朝方に、豊橋へと到着。黒羽が運営するホテルにチェックイン。亜夜子や文弥たち(彼らが交渉の窓口なようだ)とは、朝にラウンジで落ち合うこととなった。
「……」
ほぼ話したことのない人間を前にして、流暢に話題を提供出来る訳もなく。黙ってカップを持つ面々を前に、淡々と要求を口に出す。
「……とりあえず、おれは自分以外の勢力の殆どを把握できていない。このままでは、動く際に支障が生じる」
おれの話を聞き、一番最初に反応したのは文弥だった。
「もちろん、僕も黒羽の一員。情報が全てを制することくらい、理解していますよ。ですが、その価値を知るからこそ……本音を言うと、貴方には渡したくない」
おれよりもずっと童顔の文弥だが、冷たい表情はかなり様になっていた。
「文弥……」
「姉さんは黙ってて。……夜久さん、僕は私怨でこんなこと言っている訳じゃない。ただ、貴方の情報管理を信じられないよ。達也兄さんの件だってそうだ。兄さんに自由がない以上、しっかり『マテリアル・バースト』を管理すべきだった」
険悪な空気感のラウンジ。おれは黙ってコーヒーを飲む。そして、口を開く。
「それでも、必要なんだ。友達を助けるために……」
「──文弥。どちらにしろ、パラサイトの研究統括者は夜久さんよ。情報を共有するのも必要なことじゃないかしら」
亜夜子が、弟の態度を執りなす。文弥は宙を眺めて数秒静止した後、小さく息を吐いた。
「……分かってる。それに、わざわざ豊橋まで来てくれたこと。今までだったら、考えられない誠意だ」
文弥は「すみませんでした」と言って、右手を差し出した。
「どうしても、わだかまりがあって……失礼なことを言いました。少なくとも、今からは水に流します」
「あ、あぁ……」
突然豹変した態度についていけない。ただ、とりあえずは右手を握り返す。
「夜久さんの仰る通り、我々がやるべきことは……四葉以外の勢力の排除と、パラサイトの捕縛です。正直言うと、黒羽だけではキツいんですよ。夜久さんと……えっと、夕歌さんもご協力頂けるんですか?」
「私はパス。期末試験も近づいてるし。ただ……津久葉から術者は何人か寄越しても良いわよ」
「それはありがたいですわ。わたくしたち、封印のノウハウが確立出来ず……かなり困っていましたの」
手をこまねいている、という紅林の言葉は本当だったのだなと思う。黒羽が苦戦するのは相当だ。
「でも、津久葉家の援助と夜久さんの助力があれば、だいぶ変わりますよ! 少なくとも、パラサイトに精神干渉魔法は有効なことが分かっています」
ただ……。そう言って、文弥は顔を曇らせた。何か懸念事項を思い出したようだ。
「この状況で、一番めんどくさい存在はスターズです。ですが、例の『スポンサー』は彼らを排除することを良く思っていないんです」
スポンサー、もとい元老院。妖魔や人外を嫌い、それらを討伐することで……日本国内の秩序を保つことを目的とする機関。そして、第四研および四葉家への大口出資者。
「どうして『スポンサー』が? 妖魔を嫌っているのだから、早く解決してほしいんじゃないの? だからこそ、御当主様も黒羽家をせっついているのでしょう?」
「現状、スターズが一番パラサイトを倒そうとしている集団だからですわ。わたくしたちも、七草も九島も……パラサイトを研究したい側ですし」
つまり、邪魔だからと言ってスターズを追い出そうとすると、それはそれで嫌な顔をされるということ。

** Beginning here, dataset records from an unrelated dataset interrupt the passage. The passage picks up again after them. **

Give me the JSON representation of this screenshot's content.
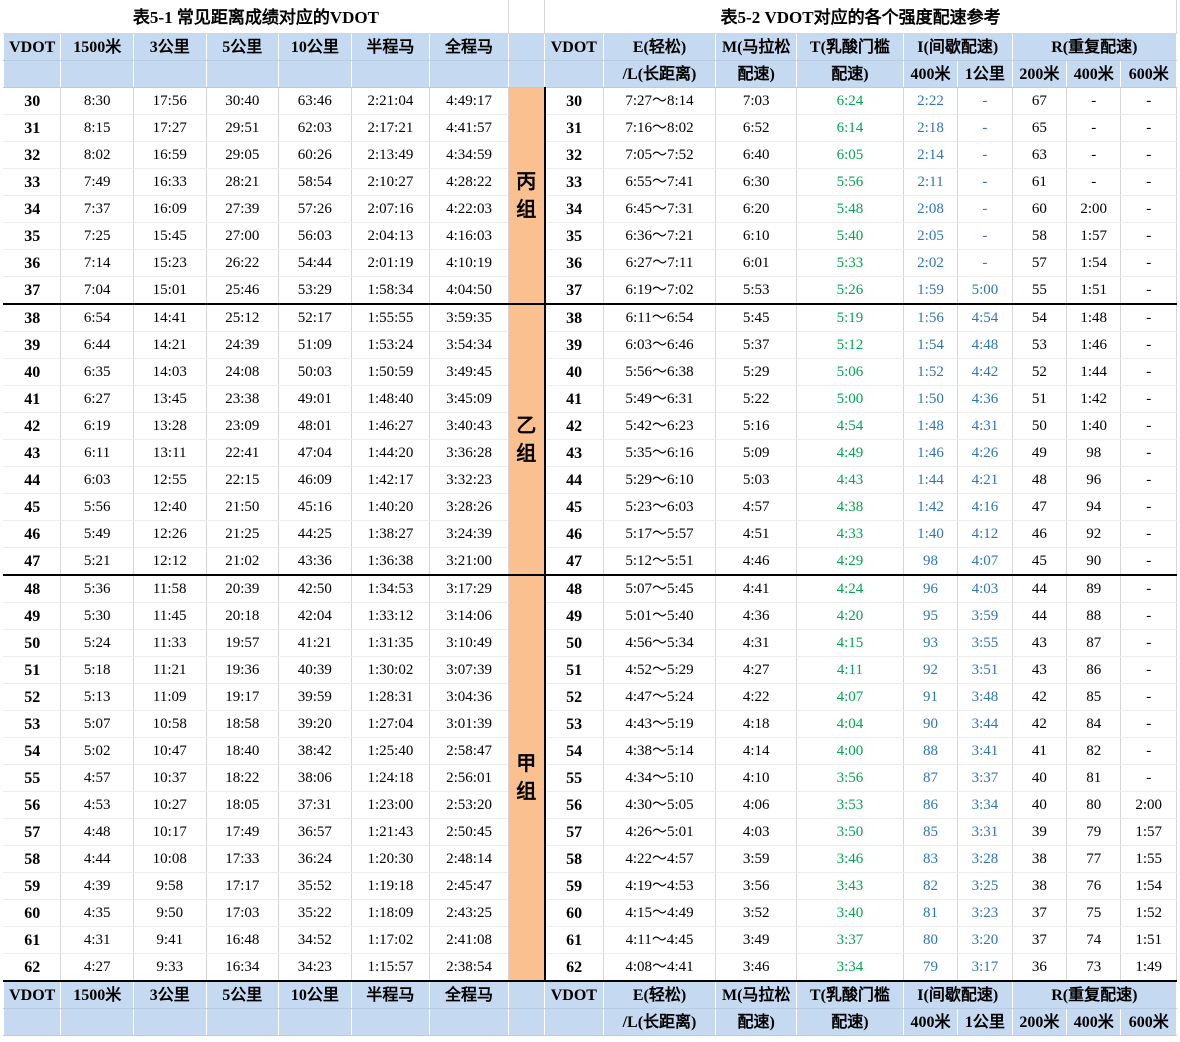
{
  "titles": {
    "left": "表5-1  常见距离成绩对应的VDOT",
    "right": "表5-2  VDOT对应的各个强度配速参考"
  },
  "headers": {
    "left": [
      "VDOT",
      "1500米",
      "3公里",
      "5公里",
      "10公里",
      "半程马",
      "全程马"
    ],
    "right_top": [
      "VDOT",
      "E(轻松)",
      "M(马拉松",
      "T(乳酸门槛",
      "I(间歇配速)",
      "R(重复配速)"
    ],
    "right_bottom": [
      "/L(长距离)",
      "配速)",
      "配速)",
      "400米",
      "1公里",
      "200米",
      "400米",
      "600米"
    ]
  },
  "groups": [
    {
      "label": "丙组",
      "rows": 8
    },
    {
      "label": "乙组",
      "rows": 10
    },
    {
      "label": "甲组",
      "rows": 15
    }
  ],
  "rows": [
    [
      "30",
      "8:30",
      "17:56",
      "30:40",
      "63:46",
      "2:21:04",
      "4:49:17",
      "30",
      "7:27～8:14",
      "7:03",
      "6:24",
      "2:22",
      "-",
      "67",
      "-",
      "-"
    ],
    [
      "31",
      "8:15",
      "17:27",
      "29:51",
      "62:03",
      "2:17:21",
      "4:41:57",
      "31",
      "7:16～8:02",
      "6:52",
      "6:14",
      "2:18",
      "-",
      "65",
      "-",
      "-"
    ],
    [
      "32",
      "8:02",
      "16:59",
      "29:05",
      "60:26",
      "2:13:49",
      "4:34:59",
      "32",
      "7:05～7:52",
      "6:40",
      "6:05",
      "2:14",
      "-",
      "63",
      "-",
      "-"
    ],
    [
      "33",
      "7:49",
      "16:33",
      "28:21",
      "58:54",
      "2:10:27",
      "4:28:22",
      "33",
      "6:55～7:41",
      "6:30",
      "5:56",
      "2:11",
      "-",
      "61",
      "-",
      "-"
    ],
    [
      "34",
      "7:37",
      "16:09",
      "27:39",
      "57:26",
      "2:07:16",
      "4:22:03",
      "34",
      "6:45～7:31",
      "6:20",
      "5:48",
      "2:08",
      "-",
      "60",
      "2:00",
      "-"
    ],
    [
      "35",
      "7:25",
      "15:45",
      "27:00",
      "56:03",
      "2:04:13",
      "4:16:03",
      "35",
      "6:36～7:21",
      "6:10",
      "5:40",
      "2:05",
      "-",
      "58",
      "1:57",
      "-"
    ],
    [
      "36",
      "7:14",
      "15:23",
      "26:22",
      "54:44",
      "2:01:19",
      "4:10:19",
      "36",
      "6:27～7:11",
      "6:01",
      "5:33",
      "2:02",
      "-",
      "57",
      "1:54",
      "-"
    ],
    [
      "37",
      "7:04",
      "15:01",
      "25:46",
      "53:29",
      "1:58:34",
      "4:04:50",
      "37",
      "6:19～7:02",
      "5:53",
      "5:26",
      "1:59",
      "5:00",
      "55",
      "1:51",
      "-"
    ],
    [
      "38",
      "6:54",
      "14:41",
      "25:12",
      "52:17",
      "1:55:55",
      "3:59:35",
      "38",
      "6:11～6:54",
      "5:45",
      "5:19",
      "1:56",
      "4:54",
      "54",
      "1:48",
      "-"
    ],
    [
      "39",
      "6:44",
      "14:21",
      "24:39",
      "51:09",
      "1:53:24",
      "3:54:34",
      "39",
      "6:03～6:46",
      "5:37",
      "5:12",
      "1:54",
      "4:48",
      "53",
      "1:46",
      "-"
    ],
    [
      "40",
      "6:35",
      "14:03",
      "24:08",
      "50:03",
      "1:50:59",
      "3:49:45",
      "40",
      "5:56～6:38",
      "5:29",
      "5:06",
      "1:52",
      "4:42",
      "52",
      "1:44",
      "-"
    ],
    [
      "41",
      "6:27",
      "13:45",
      "23:38",
      "49:01",
      "1:48:40",
      "3:45:09",
      "41",
      "5:49～6:31",
      "5:22",
      "5:00",
      "1:50",
      "4:36",
      "51",
      "1:42",
      "-"
    ],
    [
      "42",
      "6:19",
      "13:28",
      "23:09",
      "48:01",
      "1:46:27",
      "3:40:43",
      "42",
      "5:42～6:23",
      "5:16",
      "4:54",
      "1:48",
      "4:31",
      "50",
      "1:40",
      "-"
    ],
    [
      "43",
      "6:11",
      "13:11",
      "22:41",
      "47:04",
      "1:44:20",
      "3:36:28",
      "43",
      "5:35～6:16",
      "5:09",
      "4:49",
      "1:46",
      "4:26",
      "49",
      "98",
      "-"
    ],
    [
      "44",
      "6:03",
      "12:55",
      "22:15",
      "46:09",
      "1:42:17",
      "3:32:23",
      "44",
      "5:29～6:10",
      "5:03",
      "4:43",
      "1:44",
      "4:21",
      "48",
      "96",
      "-"
    ],
    [
      "45",
      "5:56",
      "12:40",
      "21:50",
      "45:16",
      "1:40:20",
      "3:28:26",
      "45",
      "5:23～6:03",
      "4:57",
      "4:38",
      "1:42",
      "4:16",
      "47",
      "94",
      "-"
    ],
    [
      "46",
      "5:49",
      "12:26",
      "21:25",
      "44:25",
      "1:38:27",
      "3:24:39",
      "46",
      "5:17～5:57",
      "4:51",
      "4:33",
      "1:40",
      "4:12",
      "46",
      "92",
      "-"
    ],
    [
      "47",
      "5:21",
      "12:12",
      "21:02",
      "43:36",
      "1:36:38",
      "3:21:00",
      "47",
      "5:12～5:51",
      "4:46",
      "4:29",
      "98",
      "4:07",
      "45",
      "90",
      "-"
    ],
    [
      "48",
      "5:36",
      "11:58",
      "20:39",
      "42:50",
      "1:34:53",
      "3:17:29",
      "48",
      "5:07～5:45",
      "4:41",
      "4:24",
      "96",
      "4:03",
      "44",
      "89",
      "-"
    ],
    [
      "49",
      "5:30",
      "11:45",
      "20:18",
      "42:04",
      "1:33:12",
      "3:14:06",
      "49",
      "5:01～5:40",
      "4:36",
      "4:20",
      "95",
      "3:59",
      "44",
      "88",
      "-"
    ],
    [
      "50",
      "5:24",
      "11:33",
      "19:57",
      "41:21",
      "1:31:35",
      "3:10:49",
      "50",
      "4:56～5:34",
      "4:31",
      "4:15",
      "93",
      "3:55",
      "43",
      "87",
      "-"
    ],
    [
      "51",
      "5:18",
      "11:21",
      "19:36",
      "40:39",
      "1:30:02",
      "3:07:39",
      "51",
      "4:52～5:29",
      "4:27",
      "4:11",
      "92",
      "3:51",
      "43",
      "86",
      "-"
    ],
    [
      "52",
      "5:13",
      "11:09",
      "19:17",
      "39:59",
      "1:28:31",
      "3:04:36",
      "52",
      "4:47～5:24",
      "4:22",
      "4:07",
      "91",
      "3:48",
      "42",
      "85",
      "-"
    ],
    [
      "53",
      "5:07",
      "10:58",
      "18:58",
      "39:20",
      "1:27:04",
      "3:01:39",
      "53",
      "4:43～5:19",
      "4:18",
      "4:04",
      "90",
      "3:44",
      "42",
      "84",
      "-"
    ],
    [
      "54",
      "5:02",
      "10:47",
      "18:40",
      "38:42",
      "1:25:40",
      "2:58:47",
      "54",
      "4:38～5:14",
      "4:14",
      "4:00",
      "88",
      "3:41",
      "41",
      "82",
      "-"
    ],
    [
      "55",
      "4:57",
      "10:37",
      "18:22",
      "38:06",
      "1:24:18",
      "2:56:01",
      "55",
      "4:34～5:10",
      "4:10",
      "3:56",
      "87",
      "3:37",
      "40",
      "81",
      "-"
    ],
    [
      "56",
      "4:53",
      "10:27",
      "18:05",
      "37:31",
      "1:23:00",
      "2:53:20",
      "56",
      "4:30～5:05",
      "4:06",
      "3:53",
      "86",
      "3:34",
      "40",
      "80",
      "2:00"
    ],
    [
      "57",
      "4:48",
      "10:17",
      "17:49",
      "36:57",
      "1:21:43",
      "2:50:45",
      "57",
      "4:26～5:01",
      "4:03",
      "3:50",
      "85",
      "3:31",
      "39",
      "79",
      "1:57"
    ],
    [
      "58",
      "4:44",
      "10:08",
      "17:33",
      "36:24",
      "1:20:30",
      "2:48:14",
      "58",
      "4:22～4:57",
      "3:59",
      "3:46",
      "83",
      "3:28",
      "38",
      "77",
      "1:55"
    ],
    [
      "59",
      "4:39",
      "9:58",
      "17:17",
      "35:52",
      "1:19:18",
      "2:45:47",
      "59",
      "4:19～4:53",
      "3:56",
      "3:43",
      "82",
      "3:25",
      "38",
      "76",
      "1:54"
    ],
    [
      "60",
      "4:35",
      "9:50",
      "17:03",
      "35:22",
      "1:18:09",
      "2:43:25",
      "60",
      "4:15～4:49",
      "3:52",
      "3:40",
      "81",
      "3:23",
      "37",
      "75",
      "1:52"
    ],
    [
      "61",
      "4:31",
      "9:41",
      "16:48",
      "34:52",
      "1:17:02",
      "2:41:08",
      "61",
      "4:11～4:45",
      "3:49",
      "3:37",
      "80",
      "3:20",
      "37",
      "74",
      "1:51"
    ],
    [
      "62",
      "4:27",
      "9:33",
      "16:34",
      "34:23",
      "1:15:57",
      "2:38:54",
      "62",
      "4:08～4:41",
      "3:46",
      "3:34",
      "79",
      "3:17",
      "36",
      "73",
      "1:49"
    ]
  ],
  "colors": {
    "header_bg": "#c5d9f1",
    "group_bg": "#fac090",
    "t_pace_text": "#00a650",
    "i_pace_text": "#2e75b6"
  }
}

「……分かった。じゃあ、おれがスポンサーの気を惹く。その間に、交渉なり何なりして貰って……USNAの奴らには帰ってもらおう」
「一体、何をする気?」
夕歌が怪訝な顔で、おれに尋ねた。その心配はもっともだ。
「実は……」
スポンサーにちょっかいをかけられていたことを伝える。既におれは、監視システムに介入して「十六夜鳴はスポンサー陣営」と突き止めていた。
「腹いせの体で『アンジー・シリウスを殺す』と騒ぐ。多分、信じる筈だ。そうすれば、帰ってもらう方がアイツらの得になる」
「確かに……。夜久さん、やりそうな気しますし」
普段の行いを逆手にとる作戦だ。以前、周公瑾に密輸組織へと雇われた時には失敗したが……それでも達也が派遣されそうにはなった。つまり、騙すところまでは上手く行く。
「あの……本当にしませんよね?」
「やらない。一回戦っているが……正面から交戦するのは危険すぎる」
少なくとも、バックアップが万全な状態では無理。一対一でギリギリというところ。
「では、そこは夜久さんにお願いします。わたくしが、USNAの現地指揮官とコンタクトを取って……出来るだけ引き上げさせます」
「おれに話し合いは無理だから。その辺りは、よろしく頼む」
「えぇ、任されました」
「虎の子の『アンジー・シリウス』です。どうせ、こっそり残してはおくでしょう。それでも、出撃回数はだいぶ減ってくれると思います」
このように、話し合いは建設的なものとなった。自分1人で何とかするには、あまりにも大きすぎる問題。だからこそ、こうして他人に頼らざるを得なかったが……少しずつでも課題が解決していっていると実感でき、前へと進めている気がした。
分家の子供たちが好きなので出せて良かったです。また、霊子波が事象干渉力に関連するという話は原作に出ていました。